While Bitcoin does not possess the deep liquidity of the U.S. Treasury market, its liquidity is sufficient to accommodate billion-dollar transactions, comparable to that of gold. In fact, Bitcoin may offer superior liquidity compared to some fiat assets subject to capital controls. Academic research shows that Bitcoin helps emerging economies circumvent capital controls; in Argentina, for example, cryptocurrency usage increased as capital controls tightened.

Role in Geopolitical Diversification

The International Monetary Fund has recently highlighted the potential impact of rising geopolitical tensions on international finance.
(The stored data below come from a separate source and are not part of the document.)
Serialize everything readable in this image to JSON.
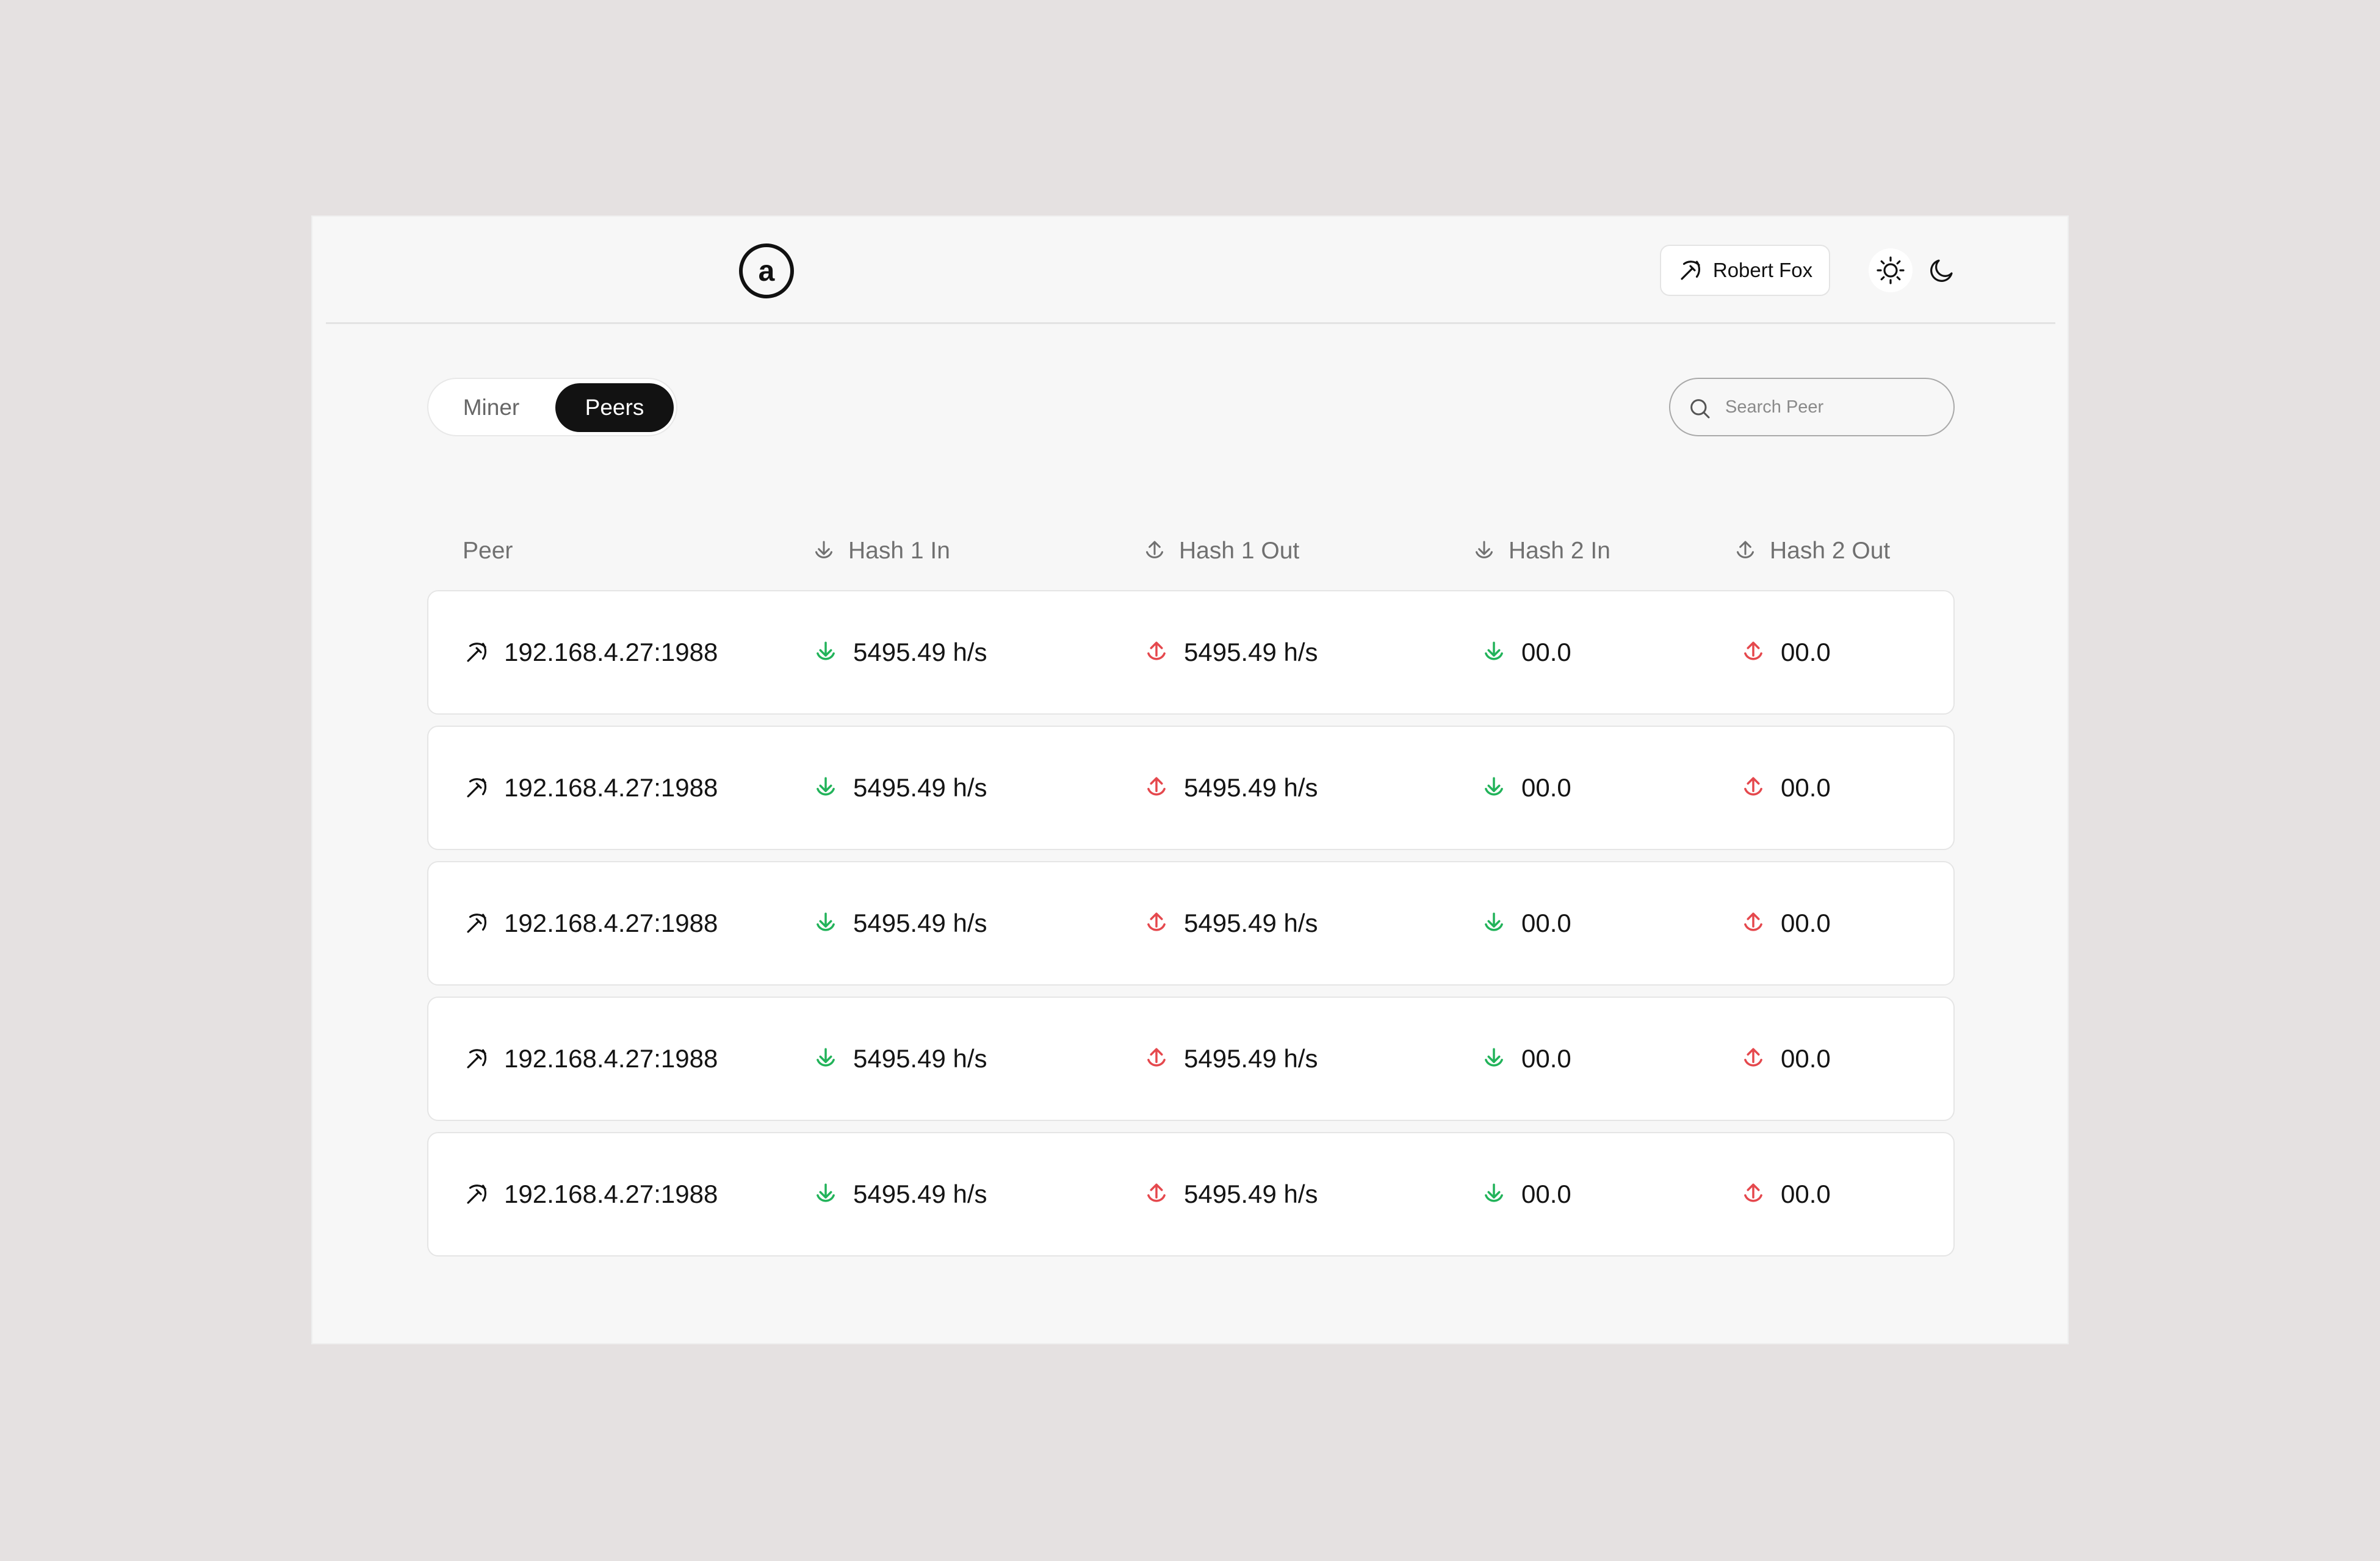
{
  "header": {
    "logo_letter": "a",
    "user_name": "Robert Fox",
    "theme_light_icon": "sun-icon",
    "theme_dark_icon": "moon-icon"
  },
  "tabs": [
    {
      "label": "Miner",
      "active": false
    },
    {
      "label": "Peers",
      "active": true
    }
  ],
  "search": {
    "placeholder": "Search Peer",
    "value": ""
  },
  "colors": {
    "download": "#22b35a",
    "upload": "#e5484d",
    "active_tab": "#121212"
  },
  "table": {
    "columns": [
      {
        "label": "Peer",
        "icon": ""
      },
      {
        "label": "Hash 1 In",
        "icon": "download-icon"
      },
      {
        "label": "Hash 1 Out",
        "icon": "upload-icon"
      },
      {
        "label": "Hash 2 In",
        "icon": "download-icon"
      },
      {
        "label": "Hash 2 Out",
        "icon": "upload-icon"
      }
    ],
    "rows": [
      {
        "peer": "192.168.4.27:1988",
        "hash1_in": "5495.49 h/s",
        "hash1_out": "5495.49 h/s",
        "hash2_in": "00.0",
        "hash2_out": "00.0"
      },
      {
        "peer": "192.168.4.27:1988",
        "hash1_in": "5495.49 h/s",
        "hash1_out": "5495.49 h/s",
        "hash2_in": "00.0",
        "hash2_out": "00.0"
      },
      {
        "peer": "192.168.4.27:1988",
        "hash1_in": "5495.49 h/s",
        "hash1_out": "5495.49 h/s",
        "hash2_in": "00.0",
        "hash2_out": "00.0"
      },
      {
        "peer": "192.168.4.27:1988",
        "hash1_in": "5495.49 h/s",
        "hash1_out": "5495.49 h/s",
        "hash2_in": "00.0",
        "hash2_out": "00.0"
      },
      {
        "peer": "192.168.4.27:1988",
        "hash1_in": "5495.49 h/s",
        "hash1_out": "5495.49 h/s",
        "hash2_in": "00.0",
        "hash2_out": "00.0"
      }
    ]
  }
}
Fragmentation of the global financial system could disrupt international capital flows, posing risks to financial stability, remittances, and trade.

Whether such fragmentation is actually occurring remains debated. A Federal Reserve economist examining 2022 international capital flows found no evidence that emerging market economies—including China, the Middle East, and India—were reducing their purchases of U.S. assets.

On the other hand, academic studies indicate that between 2016 and 2021, countries sourcing more military equipment from China and Russia also accelerated their gold reserve accumulation. In 2022, central banks purchased record amounts of gold, with notable buying from China, Turkey, India, and Middle Eastern oil exporters. Turkey’s strong demand for gold may be partly due to recent U.S. sanctions related to its military operations in Syria and its purchase of Russian air defense systems.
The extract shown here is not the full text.